What appeared to be a major victory for Gov. Malloy vanished Friday as state employees rejected a widely hailed deal on labor concessions and left the state with a sudden $1.6 billion budget gap.
With less than a week before the start of the new fiscal year, Malloy has called for a special session of the state legislature Thursday to give him the authority necessary to rebalance the budget with spending cuts. Those cuts are almost certain to result in the layoffs of thousands of state workers and a dramatically reduced flow of money from the state to city and town budgets.
“I am loathe to make the decisions facing us at this juncture — including layoffs, programmatic and municipal aid cuts — but I am left with no choice,” Malloy said in a press release.
Mayor John DeStefano Jr., in the middle of his own negotiations with city unions, reacted to the news of the labor pact’s rejection by ordering staff to prepare for a new budget gap of up to $10 million for the city, the second-largest recipient of state money.
While filling that gap has “potential upfront consequences,” some of the pain might be postponed by a year, city spokesman Adam Joseph said. Because the state’s budget is biennial, Joseph explained, cuts in municipal aid may be scheduled to take effect mostly in the budget’s second year.
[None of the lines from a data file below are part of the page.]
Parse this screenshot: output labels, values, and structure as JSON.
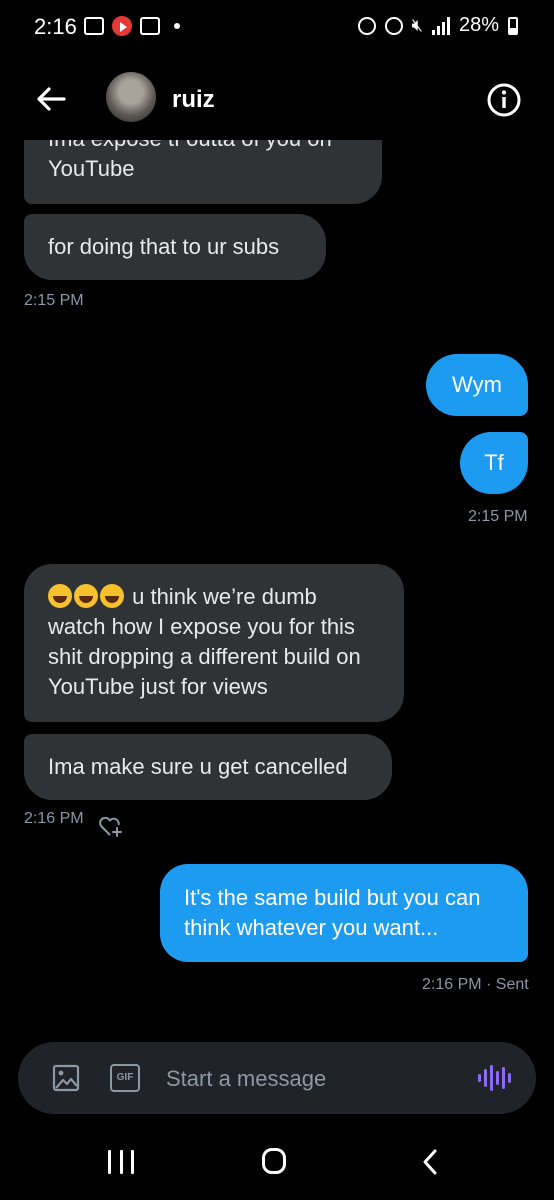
{
  "status_bar": {
    "time": "2:16",
    "battery": "28%"
  },
  "header": {
    "contact_name": "ruiz",
    "back_icon": "arrow-left-icon",
    "info_icon": "info-icon"
  },
  "messages": [
    {
      "from": "them",
      "text": "Ima expose tf outta of you on YouTube"
    },
    {
      "from": "them",
      "text": "for doing that to ur subs"
    },
    {
      "timestamp": "2:15 PM"
    },
    {
      "from": "me",
      "text": "Wym"
    },
    {
      "from": "me",
      "text": "Tf"
    },
    {
      "timestamp": "2:15 PM"
    },
    {
      "from": "them",
      "emoji": "😂😂😂",
      "text": " u think we’re dumb watch how I expose you for this shit dropping a different build on YouTube just for views"
    },
    {
      "from": "them",
      "text": "Ima make sure u get cancelled"
    },
    {
      "timestamp": "2:16 PM"
    },
    {
      "from": "me",
      "text": "It's the same build but you can think whatever you want..."
    },
    {
      "timestamp": "2:16 PM · Sent"
    }
  ],
  "composer": {
    "placeholder": "Start a message",
    "gif_label": "GIF"
  },
  "colors": {
    "sent_bubble": "#1d9bf0",
    "received_bubble": "#2f3336",
    "voice_icon": "#8a6cf7"
  }
}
“Hopefully that will give us some leg room to deal with this,” Joseph said, adding that when Malloy first presented a “Plan B” budget in the event that labor concessions are not achieved, the city’s budget office calculated worst-case scenarios for the city budget.
While Joseph said it is too soon to speculate about the effect of municipal aid reductions on further city employee layoffs, he said the state’s failure to reach a deal with its unions “may have a direct impact on local employees.”
DeStefano met with Malloy Friday morning along with the mayors of the state’s other four largest cities — Hartford, Bridgeport, Waterbury and Stamford — to discuss the available options in terms of cuts to state aid, which until this week were thought safe from the state’s fiscal axe.
Cuts in state aid to New Haven would be “devastating,” DeStefano said in April.
The governor has traditionally had the power to make unilateral cuts of up to 5 percent in the state’s budget with the exception of municipal aid. But if Malloy gets his way, he will have the authority to cut up to 10 percent and municipal aid, which totals about $2.8 billion, will no longer be exempt.
It remains to be seen whether lawmakers will grant Malloy the authority he needs to unilaterally make cuts to the budget. Chris Donavan, speaker of the state’s House of Representatives, said he will ask Malloy for a detailed plan of the cuts he intends to make before his chamber takes a vote on the matter, the Connecticut Mirror reported.
The final votes today by the 15,600 members of Council 4 of the American Federation of State, County and Municipal Employees (AFSCME), the state’s largest union, were enough to kill the deal, which would have guaranteed no layoffs in exchange for a two-year wage freeze and other concessions. While a majority of state workers voted to approve the deal, the rules used by a coalition of the state’s 15 unions required the approval of at least 14 unions and 80 percent of all members for ratification. The deal failed both conditions.
In order to fill a $2 billion gap in the state budget for the next two years, Malloy asked the state’s 45,000 employees to accept changes to their health benefits, pensions and wages. On May 13, Malloy announced that he secured $1.6 billion of that gap in a tentative agreement with union leaders, the remaining $400 million coming from additional spending cuts and existing revenues.
With that deal doomed and a re-vote deemed unlikely by union leadership, up to 7,500 state workers now face potential layoffs. Leaders from the State Employees Bargaining Agent Coalition (SEBAC), which represented all 15 unions in negotiations with the Malloy administration, will meet Monday to decide on next steps, coalition spokesman Matt O’Connor wrote in a statement.
“We will ensure that members’ voices continue to be heard through a fair and democratic process,” O’Connor said.
In an interview, O’Connor said efforts by SEBAC to promote the deal to rank-and-file members were undercut by the obstructionist tactics of outside groups. Specifically, he said, the Hartford-based Yankee Institute for Public Policy, a conservative think tank, abused the state’s email system to spread misinformation to union members about the labor deal ahead of the vote.
SEBAC filed a complaint against the Yankee Institute last Friday, and Monday Attorney General George Jepsen said he would investigate allegations that the think tank hacked into official email accounts, charges it denies.
While the deal’s failure set off days of rumors and accusations from the moment it appeared likely to happen, O’Connor, who voted to approve the deal, said there were understandable reasons for workers to reject it.
“[Union] members see a lot of people out of work, losing their healthcare and retirement benefits, and this deal is the sort of thing that is money out of the pockets of hardworking middle-class families,” O’Connor said.
Responding to criticism by both state and local legislators that union leadership did not do their part to promote the deal to members, O’Connor said a “tremendous effort” was taken to answer questions and concerns from state workers. The union of which he is a member, the Connecticut State Employees Association, held 90 informational meetings about the deal over the course of four weeks, he said.
Final voting results are still not available from two unions, but O’Connor said about 60 percent of all members have voted to approve the deal.